Profs & Pints DC: American Dream, American Division-Door tickets remain available.

By Profs and Pints (other events)

Sunday, May 15 2022 3:00 PM 5:30 PM EDT

Advance tickets sales have ended but plenty of additional tickets remain available at the door.

Profs and Pints DC presents: “American Dream, American Division,” a look at how our nation’s political landscape is being reshaped by declining faith in advancement through hard work, with Liz Suhay, professor of government at American University, public opinion researcher, and scholar of economic inequality.

Why do some people earn much less than others? The mythos of the American Dream—the idea that "you can make it if you try”—suggests that those with less simply have not worked as hard as others.

It’s a belief that has helped earn our nation a reputation for blaming the poor for their own poverty and for providing them relatively little government assistance.

It’s also a belief that’s the subject of growing doubt, with huge implications for American politics, according to Professor Liz Suhay, who has spent more than a decade researching American public opinion, focusing heavily on the connection between Americans' understandings of socioeconomic inequality and political attitudes.

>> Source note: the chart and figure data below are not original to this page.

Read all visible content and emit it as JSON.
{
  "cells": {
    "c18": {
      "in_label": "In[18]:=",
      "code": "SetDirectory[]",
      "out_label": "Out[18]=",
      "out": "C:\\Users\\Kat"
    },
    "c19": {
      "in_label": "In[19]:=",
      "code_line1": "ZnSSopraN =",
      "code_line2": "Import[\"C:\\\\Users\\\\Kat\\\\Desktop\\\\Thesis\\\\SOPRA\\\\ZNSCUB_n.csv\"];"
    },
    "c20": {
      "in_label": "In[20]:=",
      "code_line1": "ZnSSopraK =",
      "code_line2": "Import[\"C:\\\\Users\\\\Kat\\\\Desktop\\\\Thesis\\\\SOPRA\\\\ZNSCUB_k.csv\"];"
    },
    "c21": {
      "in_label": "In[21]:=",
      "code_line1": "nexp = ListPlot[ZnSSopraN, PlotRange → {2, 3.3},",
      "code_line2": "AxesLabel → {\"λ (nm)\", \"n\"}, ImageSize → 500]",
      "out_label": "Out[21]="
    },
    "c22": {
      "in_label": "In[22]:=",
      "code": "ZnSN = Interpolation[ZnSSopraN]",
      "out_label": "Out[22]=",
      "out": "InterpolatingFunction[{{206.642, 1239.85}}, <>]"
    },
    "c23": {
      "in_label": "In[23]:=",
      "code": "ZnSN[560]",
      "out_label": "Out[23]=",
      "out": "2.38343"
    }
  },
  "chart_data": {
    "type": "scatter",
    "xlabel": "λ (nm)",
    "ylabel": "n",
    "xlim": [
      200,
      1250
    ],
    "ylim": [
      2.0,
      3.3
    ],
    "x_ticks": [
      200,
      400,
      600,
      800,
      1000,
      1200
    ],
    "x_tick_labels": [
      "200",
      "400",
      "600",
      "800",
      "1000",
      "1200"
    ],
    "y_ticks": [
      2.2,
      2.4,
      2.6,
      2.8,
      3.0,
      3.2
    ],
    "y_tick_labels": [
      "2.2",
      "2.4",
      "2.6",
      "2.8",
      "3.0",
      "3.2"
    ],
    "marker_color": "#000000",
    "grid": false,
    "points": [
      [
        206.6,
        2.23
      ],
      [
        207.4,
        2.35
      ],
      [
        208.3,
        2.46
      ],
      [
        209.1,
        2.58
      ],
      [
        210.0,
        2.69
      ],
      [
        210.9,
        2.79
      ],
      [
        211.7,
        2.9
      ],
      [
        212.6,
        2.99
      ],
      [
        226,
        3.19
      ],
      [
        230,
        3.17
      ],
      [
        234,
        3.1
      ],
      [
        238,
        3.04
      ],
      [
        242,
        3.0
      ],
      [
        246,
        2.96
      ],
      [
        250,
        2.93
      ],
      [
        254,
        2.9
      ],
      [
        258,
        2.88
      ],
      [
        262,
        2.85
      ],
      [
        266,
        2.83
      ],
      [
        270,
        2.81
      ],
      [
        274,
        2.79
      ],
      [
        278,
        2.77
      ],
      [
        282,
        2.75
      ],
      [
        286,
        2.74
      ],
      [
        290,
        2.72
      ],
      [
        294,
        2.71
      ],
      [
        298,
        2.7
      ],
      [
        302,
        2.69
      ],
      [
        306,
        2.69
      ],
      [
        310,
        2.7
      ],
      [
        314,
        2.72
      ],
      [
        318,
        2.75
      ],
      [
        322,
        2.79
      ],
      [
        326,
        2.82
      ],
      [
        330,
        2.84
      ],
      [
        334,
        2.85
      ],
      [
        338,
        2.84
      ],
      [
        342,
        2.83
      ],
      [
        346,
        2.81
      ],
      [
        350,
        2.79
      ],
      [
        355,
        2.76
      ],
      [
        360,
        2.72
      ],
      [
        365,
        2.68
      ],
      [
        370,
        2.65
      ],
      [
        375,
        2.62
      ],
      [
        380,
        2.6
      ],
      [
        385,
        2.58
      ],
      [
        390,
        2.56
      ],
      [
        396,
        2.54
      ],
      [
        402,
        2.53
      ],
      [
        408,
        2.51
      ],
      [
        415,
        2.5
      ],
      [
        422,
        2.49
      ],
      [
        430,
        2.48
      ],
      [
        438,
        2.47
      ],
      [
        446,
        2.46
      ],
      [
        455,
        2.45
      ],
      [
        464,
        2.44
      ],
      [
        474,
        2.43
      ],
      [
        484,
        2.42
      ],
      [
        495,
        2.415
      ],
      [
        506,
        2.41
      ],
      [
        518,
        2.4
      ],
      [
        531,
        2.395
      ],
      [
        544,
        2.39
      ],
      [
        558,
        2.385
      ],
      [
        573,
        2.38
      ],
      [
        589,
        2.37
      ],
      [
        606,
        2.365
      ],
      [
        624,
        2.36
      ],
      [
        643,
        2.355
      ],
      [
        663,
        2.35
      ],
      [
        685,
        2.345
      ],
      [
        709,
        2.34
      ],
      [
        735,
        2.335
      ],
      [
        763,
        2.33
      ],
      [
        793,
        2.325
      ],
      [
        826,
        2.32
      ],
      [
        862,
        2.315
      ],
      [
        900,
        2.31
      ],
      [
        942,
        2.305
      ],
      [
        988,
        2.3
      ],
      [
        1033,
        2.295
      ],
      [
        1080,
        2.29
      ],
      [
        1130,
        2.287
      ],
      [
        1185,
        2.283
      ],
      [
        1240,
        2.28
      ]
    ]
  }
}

Although Americans overwhelmingly expressed belief in “the American dream” in public-opinion surveys over much of the twentieth century, times clearly have changed, Dr. Suhay has found. Her talk will discuss how the public has gone from being full of “American Dream believers” to being increasingly skeptical that the economy provides ample and equal opportunity to individuals and social groups.

Moreover, this skepticism is distributed unevenly, with diverging beliefs about the American Dream giving rise to heated campaign rhetoric, rising partisan polarization, and divisions among Republicans, Democrats, and Independents.

Dr. Suhay will argue that we appear to be in the midst of a fundamental shift in Americans’ views on the fairness of our economy and on the appropriate federal response to social inequality. Her talk will awaken you to the major changes in the political landscape occurring as a result. She plans to donate her proceeds to Community of Hope, a Washington D.C. nonprofit that provides services to homeless families. (Advance tickets: $12. Doors: $15, save $2 with a student ID. Listed time is for doors. Talk starts 30 minutes later. Please allow yourself time to place any orders and get seated and settled in. Bring proof of vaccination and a mask as they may be required in response to local infection rates. The Bier Baron will be requiring event attendees to purchase a minimum of two items, which can be food or beverages, including soft drinks.)

Image: A 1937 Margaret Bourke-White photo of black families in Louisville, Ky., lined up for relief supplies after the Ohio River flooded.